As an assistant F.B.I. director, Oliver (Buck) Revel headed the Bureau’s counterterrorism program for years. In 1987, he led Operation Goldenrod, an F.B.I.-C.I.A.-Navy program to nab a Lebanese hijacker. It was the first U.S. capture of a foreign terrorist overseas. I covered the trial of Fawaz Younis, who was convicted in a Washington courtroom on three of six counts of hijacking and sentenced to thirty years in prison. I interviewed him after his conviction. He served sixteen years and returned to Lebanon. For thirty years, Revel has tracked how terrorist groups end, or “bleed out.”

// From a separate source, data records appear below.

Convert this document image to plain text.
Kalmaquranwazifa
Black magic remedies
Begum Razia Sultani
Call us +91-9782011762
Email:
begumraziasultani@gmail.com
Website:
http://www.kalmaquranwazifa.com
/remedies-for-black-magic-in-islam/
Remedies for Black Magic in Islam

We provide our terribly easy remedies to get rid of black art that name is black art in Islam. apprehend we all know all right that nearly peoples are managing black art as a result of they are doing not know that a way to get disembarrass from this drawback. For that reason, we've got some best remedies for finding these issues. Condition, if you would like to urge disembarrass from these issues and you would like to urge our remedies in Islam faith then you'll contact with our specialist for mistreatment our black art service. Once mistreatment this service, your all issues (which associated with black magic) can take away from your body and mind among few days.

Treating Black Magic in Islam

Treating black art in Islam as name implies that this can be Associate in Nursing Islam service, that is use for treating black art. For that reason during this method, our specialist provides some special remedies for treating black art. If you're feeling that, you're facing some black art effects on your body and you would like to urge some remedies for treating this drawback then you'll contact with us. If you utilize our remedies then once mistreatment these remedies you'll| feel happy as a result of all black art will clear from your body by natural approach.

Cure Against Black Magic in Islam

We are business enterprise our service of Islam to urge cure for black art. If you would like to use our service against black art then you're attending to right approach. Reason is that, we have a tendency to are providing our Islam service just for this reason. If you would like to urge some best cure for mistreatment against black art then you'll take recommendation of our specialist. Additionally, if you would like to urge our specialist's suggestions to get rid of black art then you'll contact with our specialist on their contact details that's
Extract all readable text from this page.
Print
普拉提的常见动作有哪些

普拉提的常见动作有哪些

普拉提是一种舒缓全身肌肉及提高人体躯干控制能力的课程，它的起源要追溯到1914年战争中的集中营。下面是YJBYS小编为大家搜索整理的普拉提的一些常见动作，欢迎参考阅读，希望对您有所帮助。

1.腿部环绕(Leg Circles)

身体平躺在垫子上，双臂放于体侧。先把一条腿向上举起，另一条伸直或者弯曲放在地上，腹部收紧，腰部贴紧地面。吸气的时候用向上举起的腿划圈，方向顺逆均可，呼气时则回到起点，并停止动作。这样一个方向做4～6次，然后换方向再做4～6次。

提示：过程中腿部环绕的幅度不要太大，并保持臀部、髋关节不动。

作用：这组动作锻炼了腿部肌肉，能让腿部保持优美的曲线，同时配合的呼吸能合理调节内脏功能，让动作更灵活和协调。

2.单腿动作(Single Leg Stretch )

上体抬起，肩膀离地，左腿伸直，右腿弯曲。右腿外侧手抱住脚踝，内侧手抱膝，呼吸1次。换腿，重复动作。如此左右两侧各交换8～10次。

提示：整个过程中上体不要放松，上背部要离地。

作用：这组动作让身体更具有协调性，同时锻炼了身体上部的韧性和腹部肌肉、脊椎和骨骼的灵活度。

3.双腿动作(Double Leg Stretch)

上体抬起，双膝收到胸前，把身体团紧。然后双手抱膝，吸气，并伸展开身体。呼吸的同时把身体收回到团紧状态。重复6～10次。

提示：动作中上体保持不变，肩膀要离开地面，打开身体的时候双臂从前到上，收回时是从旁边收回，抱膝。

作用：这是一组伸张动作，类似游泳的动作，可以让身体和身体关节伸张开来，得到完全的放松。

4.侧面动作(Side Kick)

“As we’ve seen in Afghanistan, it’s hard to bleed them out,” he told me. “They continue to grow when you don’t solve the underlying issues. But what they want is totally inconsistent with Western values. How can you turn around and negotiate with a group that engages in atrocities? Therefore, is the only option to kill? I don’t know. As long as you subjugate the rest of society, there will be friction that will result in terrorism and then war.
“It’s a conundrum,” Revel said. “As Americans, we like to think there is nothing that is unsolvable. But it’s foolish to think we’ll ever be able to eradicate all of the causes that produce violence.”